In a series of AFL Gippsland forums with local clubs, it emerged player payments, along with junior retention, were consistently among the top three key issues.
It is undecided what the trial system will entail at this stage, but initial feedback from clubs has suggested a combination of salary cap and player points system may be optimal.
However, previous iterations of the salary cap proved ineffective and “impossible to police”, is a concern shared by the current generation of decision makers.
“The issue is still around how difficult it is to police the salary cap,” AFL Gippsland general manager Travis Switzer said.
“Something will be trialled next year but I’m not sure what that will be, whether that’s salary caps, points systems, but it has been decided there will be a trial… they’re hoping to implement a system in 2016 or 2017 just depending on how successful the 2015 trial goes.”

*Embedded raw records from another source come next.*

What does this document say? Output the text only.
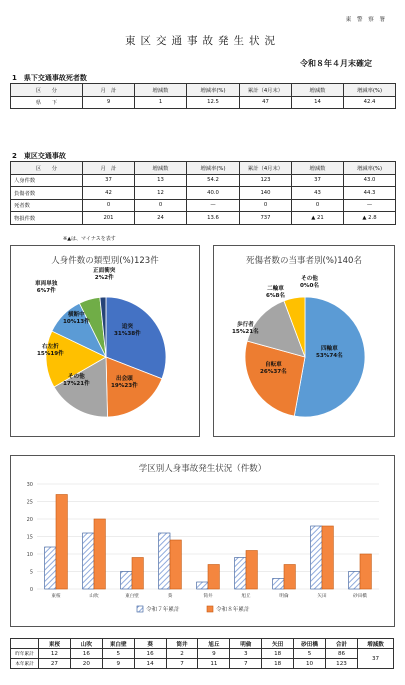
東 警 察 署
東区交通事故発生状況
令和８年４月末確定
1　県下交通事故死者数
区　　分	月　計	増減数	増減率(%)	累計（4月末）	増減数	増減率(%)
県　　下	9	1	12.5	47	14	42.4
2　東区交通事故
区　　分	月　計	増減数	増減率(%)	累計（4月末）	増減数	増減率(%)
人身件数	37	13	54.2	123	37	43.0
負傷者数	42	12	40.0	140	43	44.3
死者数	0	0	—	0	0	—
物損件数	201	24	13.6	737	▲ 21	▲ 2.8
※▲は、マイナスを表す
人身件数の類型別(%)123件
追突
31%38件
出会頭
19%23件
その他
17%21件
右左折
15%19件
横断中
10%13件
車両単独
6%7件
正面衝突
2%2件
死傷者数の当事者別(%)140名
四輪車
53%74名
自転車
26%37名
歩行者
15%21名
二輪車
6%8名
その他
0%0名
学区別人身事故発生状況（件数）
0
5
10
15
20
25
30
東桜	山吹	東白壁	葵	筒井	旭丘	明倫	矢田	砂田橋
令和７年累計	令和８年累計
	東桜	山吹	東白壁	葵	筒井	旭丘	明倫	矢田	砂田橋	合計	増減数
昨年累計	12	16	5	16	2	9	3	18	5	86	37
本年累計	27	20	9	14	7	11	7	18	10	123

A player points system already exists in all three senior Gippsland football leagues, which has proven effective in distributing talent, but rising payments are now taking an unsustainable toll.
“A majority of clubs feel that the escalation of players payments is an issue that needs to be addressed,” Switzer said.
“You never really know the true story of what players might be getting paid, but at the end of the day clubs are telling us that the escalation is getting to the point where it’s getting harder and harder to meet the demands of player payments and being able to sustain a club.”
Irrespective of the working party’s findings and recommendations, Switzer believes it must be a state-wide approach in order to be successful.
He said the onus would also fall on players and clubs to ensure any changes were implemented correctly.
“As much as anyone the clubs and the players themselves need to take a bit of ownership of the issue… at the end of the day if a system gets put into place the clubs, the leagues and the players need to understand this is a big issue for football and for the betterment of football in general it needs to be addressed,” Switzer said.
“If a system is in place they’ve got to follow it.”
Switzer said the trial system would be developed in plenty of time for clubs to adjust accordingly.
The player payment issue came to a head in December last year when it was unanimously considered a key point of concern at the annual Victorian leagues conference, when a 10-man AFL Victoria working party was formed to tackle the issue.
A Victorian Country Football League player remuneration guide currently offers clubs a payment guideline but is not strictly enforced.